NIH Kicks NOFOs to Grants.gov, Bureaucrats Call It Streamlining, and I Smell Smoke and Mirrors
United States – April 16, 2026 – NIH moved NOFOs off the NIH Guide to Grants.gov, and bureaucrats call it streamlining. I call it smoke and mirrors.
The grill is hissing, the smoke is curling up like a sermon, and now NIH popped the hood and changed where scientists are supposed to look for funding notices. It is not progress. It is paperwork inflation with a fresh coat of “modernization.”
NIH points NOFO seekers to Grants.gov as the single official source
Here is the verified hook: NIH says that in fiscal year 2026, it stopped posting Notices of Funding Opportunities in the NIH Guide for Grants and Contracts. Instead, NIH recognized Grants.gov as the single official source for those grant and cooperative agreement opportunity notices. NIH also says the NIH Guide will keep serving policy and informational notices, not the hunt for the actual funding calls.
NIH laid out the change in its official notice, NOT-OD-25-143. The update page spells out the practical fallout: the NOFOs are no longer accessible from the NIH Guide, but they stay searchable on Grants.gov. Even the weekly table-of-contents email is affected, because apparently “ease” is optional now.
Why it feels like a switch at the gas pump
Moving the official trail to a federal portal does not just shuffle information. It reshuffles power. The bureaucrats, and the gatekeepers around them, get to influence timing, visibility, and administrative burden. In other words, it is not just “streamlining.” It is leverage dressed up as a feature.
And the broader trend lines up with that concern. The American Association for Cancer Research reported that NIH agency-directed funding calls have dropped dramatically: NOFO counts averaged about 780 each year from 2016 to 2024, then fell to about 73 after Trump took office in 2025, and ended up at fewer than a dozen in early 2026. AACR frames this as part of a larger pivot away from agency-directed science toward more investigator-initiated work, with NIH saying this is meant to streamline things and focus on what it calls meritorious science.
What it means for transparency, integrity, and who gets heard
This is where I get loud: a research agency should fund the best ideas and protect scientific integrity. The Nature coverage of the pivot notes it sparked debate, including worries that some areas of science could be under-studied if the system leans too hard toward investigator choice.

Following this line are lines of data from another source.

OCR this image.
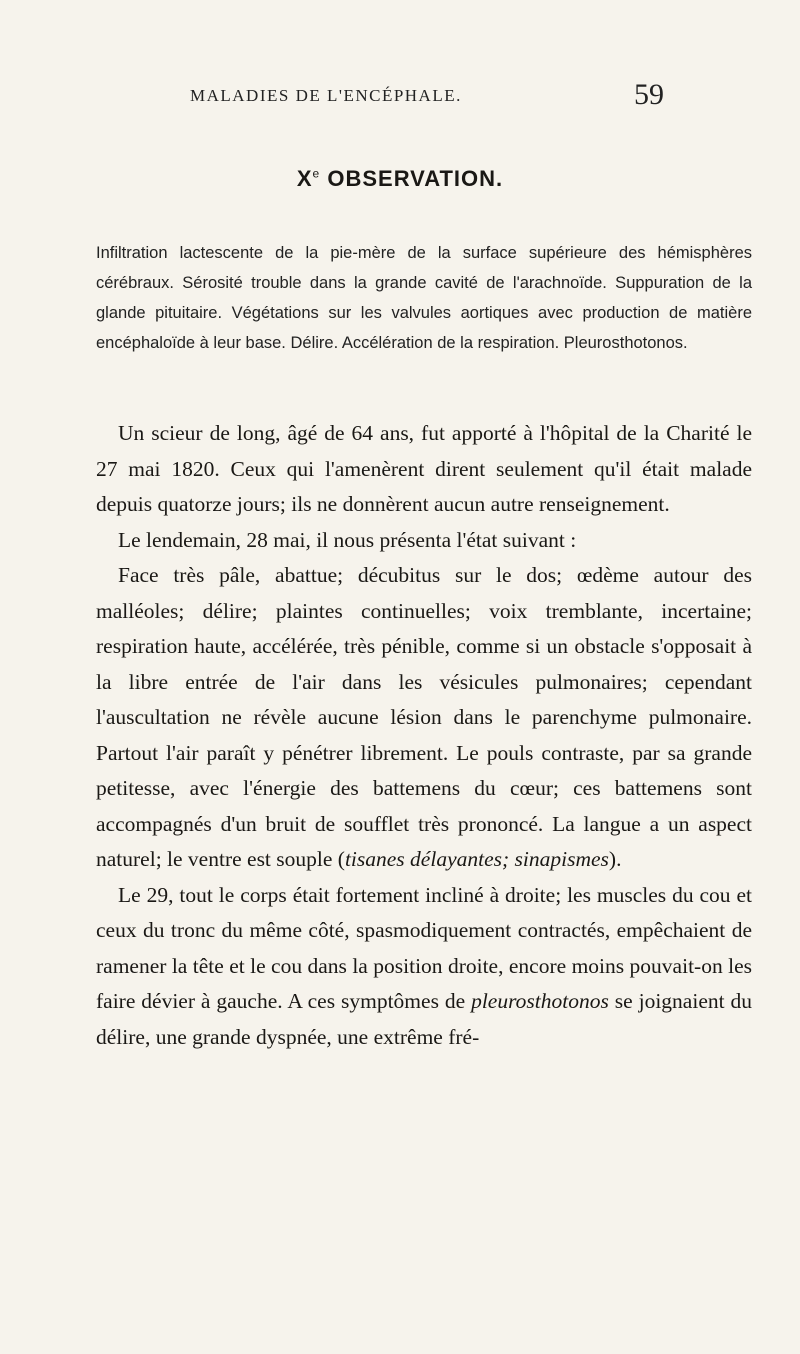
MALADIES DE L'ENCÉPHALE.	59
Xe OBSERVATION.
Infiltration lactescente de la pie-mère de la surface supérieure des hémisphères cérébraux. Sérosité trouble dans la grande cavité de l'arachnoïde. Suppuration de la glande pituitaire. Végétations sur les valvules aortiques avec production de matière encéphaloïde à leur base. Délire. Accélération de la respiration. Pleurosthotonos.

Un scieur de long, âgé de 64 ans, fut apporté à l'hôpital de la Charité le 27 mai 1820. Ceux qui l'amenèrent dirent seulement qu'il était malade depuis quatorze jours; ils ne donnèrent aucun autre renseignement.

Le lendemain, 28 mai, il nous présenta l'état suivant :

Face très pâle, abattue; décubitus sur le dos; œdème autour des malléoles; délire; plaintes continuelles; voix tremblante, incertaine; respiration haute, accélérée, très pénible, comme si un obstacle s'opposait à la libre entrée de l'air dans les vésicules pulmonaires; cependant l'auscultation ne révèle aucune lésion dans le parenchyme pulmonaire. Partout l'air paraît y pénétrer librement. Le pouls contraste, par sa grande petitesse, avec l'énergie des battemens du cœur; ces battemens sont accompagnés d'un bruit de soufflet très prononcé. La langue a un aspect naturel; le ventre est souple (tisanes délayantes; sinapismes).

Le 29, tout le corps était fortement incliné à droite; les muscles du cou et ceux du tronc du même côté, spasmodiquement contractés, empêchaient de ramener la tête et le cou dans la position droite, encore moins pouvait-on les faire dévier à gauche. A ces symptômes de pleurosthotonos se joignaient du délire, une grande dyspnée, une extrême fré-
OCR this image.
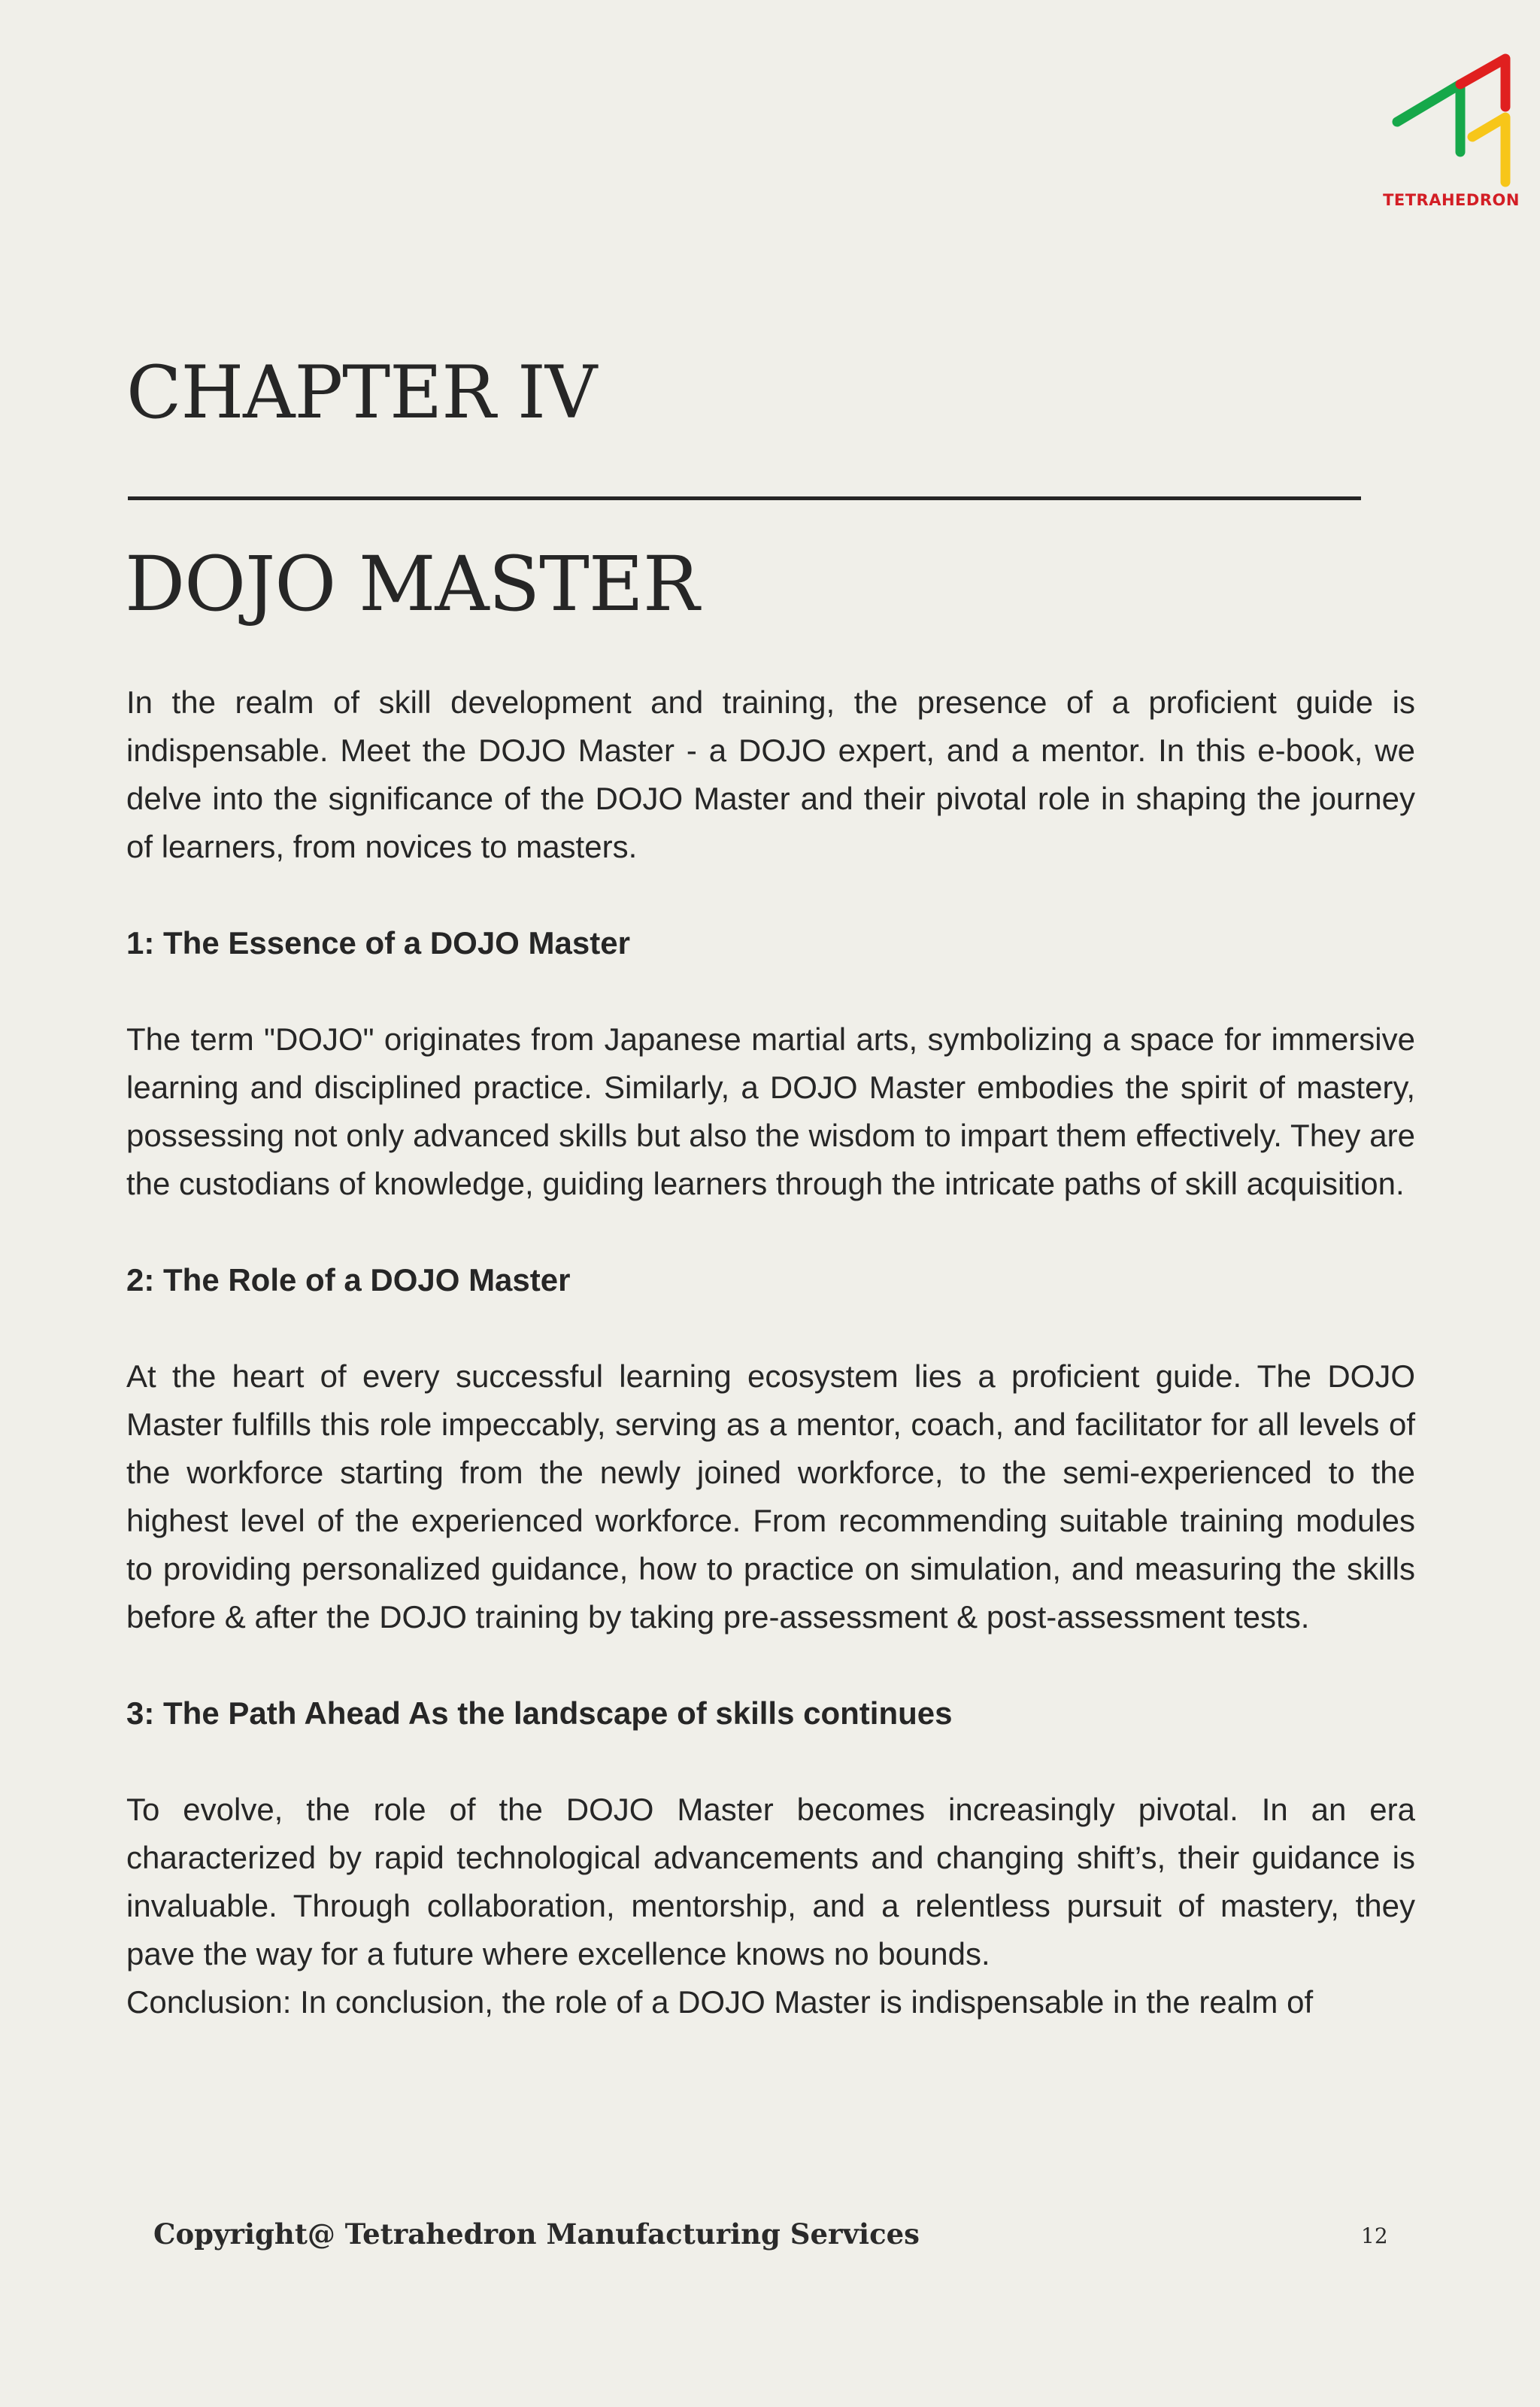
TETRAHEDRON
CHAPTER IV
DOJO MASTER

In the realm of skill development and training, the presence of a proficient guide is indispensable. Meet the DOJO Master - a DOJO expert, and a mentor. In this e-book, we delve into the significance of the DOJO Master and their pivotal role in shaping the journey of learners, from novices to masters.

1: The Essence of a DOJO Master

The term "DOJO" originates from Japanese martial arts, symbolizing a space for immersive learning and disciplined practice. Similarly, a DOJO Master embodies the spirit of mastery, possessing not only advanced skills but also the wisdom to impart them effectively. They are the custodians of knowledge, guiding learners through the intricate paths of skill acquisition.

2: The Role of a DOJO Master

At the heart of every successful learning ecosystem lies a proficient guide. The DOJO Master fulfills this role impeccably, serving as a mentor, coach, and facilitator for all levels of the workforce starting from the newly joined workforce, to the semi-experienced to the highest level of the experienced workforce. From recommending suitable training modules to providing personalized guidance, how to practice on simulation, and measuring the skills before & after the DOJO training by taking pre-assessment & post-assessment tests.

3: The Path Ahead As the landscape of skills continues

To evolve, the role of the DOJO Master becomes increasingly pivotal. In an era characterized by rapid technological advancements and changing shift’s, their guidance is invaluable. Through collaboration, mentorship, and a relentless pursuit of mastery, they pave the way for a future where excellence knows no bounds.

Conclusion: In conclusion, the role of a DOJO Master is indispensable in the realm of

Copyright@ Tetrahedron Manufacturing Services	12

That is the argument we should be having: which safeguards keep the pipeline honest, and which safeguards prevent favoritism-by-process.
NIH says the official NOFOs are now on Grants.gov and are searchable there. Good. But the American people deserve more than a redirect. When policy shifts move from clear agency direction to centralized portals and investigator-initiated submissions, the process becomes harder to audit and easier to politicize in practice.
Bottom line: stop mystification, start accountability
NIH is telling scientists where to look, and it wants you to accept the new map. I am for modernization. I am not for mystification. If the goal is a smoother highway for innovation, then do not build a detour road with hidden toll booths.
So tell me, fellow freedom-chasers: when you hear bureaucrats call this streamlining, are you smelling steak, or are you smelling another layer of administrative grease?